Portanto, foi um grande êxito, por exemplo, a nossa política de comércio exterior. Quero aqui render as minhas homenagens ao Ministro Furlan e ao Ministro Celso Amorim - que conduziram a política externa sempre sob a orientação do Presidente Lula - porque nós conseguimos mais que dobrar as exportações. Hoje, temos reservas cambiais superiores a US$75 bilhões, “pré-pagamos” a dívida com o FMI, reduzimos o estoque da dívida externa, especialmente da dívida externa pública, e o País tem uma condição que não teve ao longo de mais de 30 anos, que é um balanço de pagamento e contas externas resolvidas para pavimentar um caminho de crescimento sustentável.

E mais: conseguimos não apenas liberar a política econômica - exatamente por superarmos a vulnerabilidade das contas externas e por não termos mais as restrições do Fundo Monetário Internacional - como avançamos na estabilidade econômica.
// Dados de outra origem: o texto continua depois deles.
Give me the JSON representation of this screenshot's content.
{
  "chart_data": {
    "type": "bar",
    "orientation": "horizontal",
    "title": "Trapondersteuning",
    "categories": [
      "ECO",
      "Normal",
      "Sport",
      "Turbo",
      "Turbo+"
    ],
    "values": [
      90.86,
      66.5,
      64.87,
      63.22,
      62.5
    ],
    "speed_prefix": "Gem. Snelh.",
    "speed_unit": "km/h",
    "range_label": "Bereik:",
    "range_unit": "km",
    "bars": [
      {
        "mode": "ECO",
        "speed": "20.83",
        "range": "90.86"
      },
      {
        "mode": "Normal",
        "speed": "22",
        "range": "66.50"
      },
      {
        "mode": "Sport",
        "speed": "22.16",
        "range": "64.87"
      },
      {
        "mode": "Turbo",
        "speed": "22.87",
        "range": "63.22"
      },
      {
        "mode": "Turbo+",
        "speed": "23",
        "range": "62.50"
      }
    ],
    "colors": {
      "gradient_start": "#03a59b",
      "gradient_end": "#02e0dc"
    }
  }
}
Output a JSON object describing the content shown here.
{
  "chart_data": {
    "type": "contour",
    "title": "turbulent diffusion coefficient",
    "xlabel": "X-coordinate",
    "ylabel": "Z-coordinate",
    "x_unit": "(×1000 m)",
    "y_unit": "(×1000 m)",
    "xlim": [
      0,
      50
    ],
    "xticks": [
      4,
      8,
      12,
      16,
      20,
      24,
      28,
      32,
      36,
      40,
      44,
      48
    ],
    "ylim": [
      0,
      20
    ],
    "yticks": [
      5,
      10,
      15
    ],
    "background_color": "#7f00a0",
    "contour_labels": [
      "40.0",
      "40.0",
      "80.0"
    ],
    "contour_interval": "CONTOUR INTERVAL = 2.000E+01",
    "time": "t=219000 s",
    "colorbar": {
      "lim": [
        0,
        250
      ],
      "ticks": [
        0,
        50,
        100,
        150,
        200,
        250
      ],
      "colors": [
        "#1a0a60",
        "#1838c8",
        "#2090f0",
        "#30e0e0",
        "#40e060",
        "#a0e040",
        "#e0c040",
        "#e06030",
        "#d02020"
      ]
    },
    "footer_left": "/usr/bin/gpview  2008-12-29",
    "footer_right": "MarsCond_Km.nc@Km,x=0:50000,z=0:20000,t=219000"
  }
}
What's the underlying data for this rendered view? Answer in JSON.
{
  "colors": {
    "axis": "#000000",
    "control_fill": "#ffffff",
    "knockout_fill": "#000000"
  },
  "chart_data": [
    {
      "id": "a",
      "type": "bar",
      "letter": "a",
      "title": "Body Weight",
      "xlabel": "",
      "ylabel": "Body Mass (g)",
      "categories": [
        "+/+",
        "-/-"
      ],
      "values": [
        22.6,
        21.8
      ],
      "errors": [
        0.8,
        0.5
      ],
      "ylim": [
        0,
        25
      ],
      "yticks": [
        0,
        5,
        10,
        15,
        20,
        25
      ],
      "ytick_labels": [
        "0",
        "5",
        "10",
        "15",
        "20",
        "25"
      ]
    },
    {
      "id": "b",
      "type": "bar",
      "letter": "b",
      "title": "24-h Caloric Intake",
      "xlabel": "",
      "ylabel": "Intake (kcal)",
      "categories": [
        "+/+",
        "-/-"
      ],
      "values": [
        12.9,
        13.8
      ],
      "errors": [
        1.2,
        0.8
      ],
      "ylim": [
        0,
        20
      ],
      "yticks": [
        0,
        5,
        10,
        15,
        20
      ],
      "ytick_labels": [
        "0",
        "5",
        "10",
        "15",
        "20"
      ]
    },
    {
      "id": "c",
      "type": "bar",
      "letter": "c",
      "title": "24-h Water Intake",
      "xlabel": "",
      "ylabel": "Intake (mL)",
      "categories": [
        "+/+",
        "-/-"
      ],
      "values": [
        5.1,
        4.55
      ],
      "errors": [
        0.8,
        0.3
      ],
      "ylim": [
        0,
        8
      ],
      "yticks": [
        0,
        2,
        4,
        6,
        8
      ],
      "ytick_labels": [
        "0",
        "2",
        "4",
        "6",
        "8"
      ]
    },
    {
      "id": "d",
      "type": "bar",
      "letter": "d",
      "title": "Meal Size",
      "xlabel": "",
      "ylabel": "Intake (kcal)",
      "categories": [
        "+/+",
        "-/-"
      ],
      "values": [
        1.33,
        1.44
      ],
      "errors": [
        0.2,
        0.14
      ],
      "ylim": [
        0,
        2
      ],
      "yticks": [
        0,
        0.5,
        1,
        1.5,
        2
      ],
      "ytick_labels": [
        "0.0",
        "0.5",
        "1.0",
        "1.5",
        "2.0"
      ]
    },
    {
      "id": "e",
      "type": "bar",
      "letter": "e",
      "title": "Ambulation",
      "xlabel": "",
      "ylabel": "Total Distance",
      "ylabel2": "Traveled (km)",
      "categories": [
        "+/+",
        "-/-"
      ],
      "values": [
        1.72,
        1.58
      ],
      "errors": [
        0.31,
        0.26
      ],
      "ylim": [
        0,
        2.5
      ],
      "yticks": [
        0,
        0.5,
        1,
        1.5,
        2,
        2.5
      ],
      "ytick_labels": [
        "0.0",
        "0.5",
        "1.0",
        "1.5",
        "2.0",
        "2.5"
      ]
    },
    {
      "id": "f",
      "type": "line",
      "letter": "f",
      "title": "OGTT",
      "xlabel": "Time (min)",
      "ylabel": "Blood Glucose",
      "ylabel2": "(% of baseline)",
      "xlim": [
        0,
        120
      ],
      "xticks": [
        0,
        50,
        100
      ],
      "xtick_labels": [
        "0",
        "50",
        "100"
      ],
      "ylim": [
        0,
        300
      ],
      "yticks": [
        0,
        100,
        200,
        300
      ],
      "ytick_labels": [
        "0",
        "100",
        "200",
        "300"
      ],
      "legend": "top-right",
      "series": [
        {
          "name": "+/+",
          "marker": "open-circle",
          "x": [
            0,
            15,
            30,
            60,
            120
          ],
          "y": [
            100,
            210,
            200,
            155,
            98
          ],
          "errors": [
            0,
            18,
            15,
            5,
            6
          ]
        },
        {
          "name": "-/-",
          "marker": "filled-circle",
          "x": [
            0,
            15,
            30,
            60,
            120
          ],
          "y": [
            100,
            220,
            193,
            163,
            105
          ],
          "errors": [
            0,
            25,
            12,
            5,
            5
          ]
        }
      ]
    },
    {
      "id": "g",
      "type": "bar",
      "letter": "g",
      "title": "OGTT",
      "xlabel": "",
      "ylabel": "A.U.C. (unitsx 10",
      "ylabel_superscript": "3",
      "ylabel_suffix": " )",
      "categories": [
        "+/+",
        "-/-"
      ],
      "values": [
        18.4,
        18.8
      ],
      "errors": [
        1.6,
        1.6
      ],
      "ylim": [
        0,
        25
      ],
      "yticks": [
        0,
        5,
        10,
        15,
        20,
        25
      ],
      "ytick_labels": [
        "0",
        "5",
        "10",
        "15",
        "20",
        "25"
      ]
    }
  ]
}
Hoje temos uma inflação inferior a 4% e a cesta básica com um dos menores custos da sua história recente. Isto significou poder de compra para o trabalhador, comida na mesa do trabalhador. O salário mínimo tem o melhor valor dos últimos 20 anos. Mais de 82% dos trabalhadores tiveram um reajuste acima da inflação com um ganho real de salário. Conseguimos ampliar o crédito consignado e o financiamento ao consumo. Conseguimos um programa, o Bolsa-Família, que atinge 11,1 milhões famílias. Tudo isso reduziu a pobreza em 19% e melhorou a distribuição de renda, tarefa que, durante quatro décadas, não foi alterada, em todo aquele período de crescimento sem distribuição de renda ou de crise, onde as coisas se agravavam para a população mais pobre. Nós alteramos a distribuição de renda.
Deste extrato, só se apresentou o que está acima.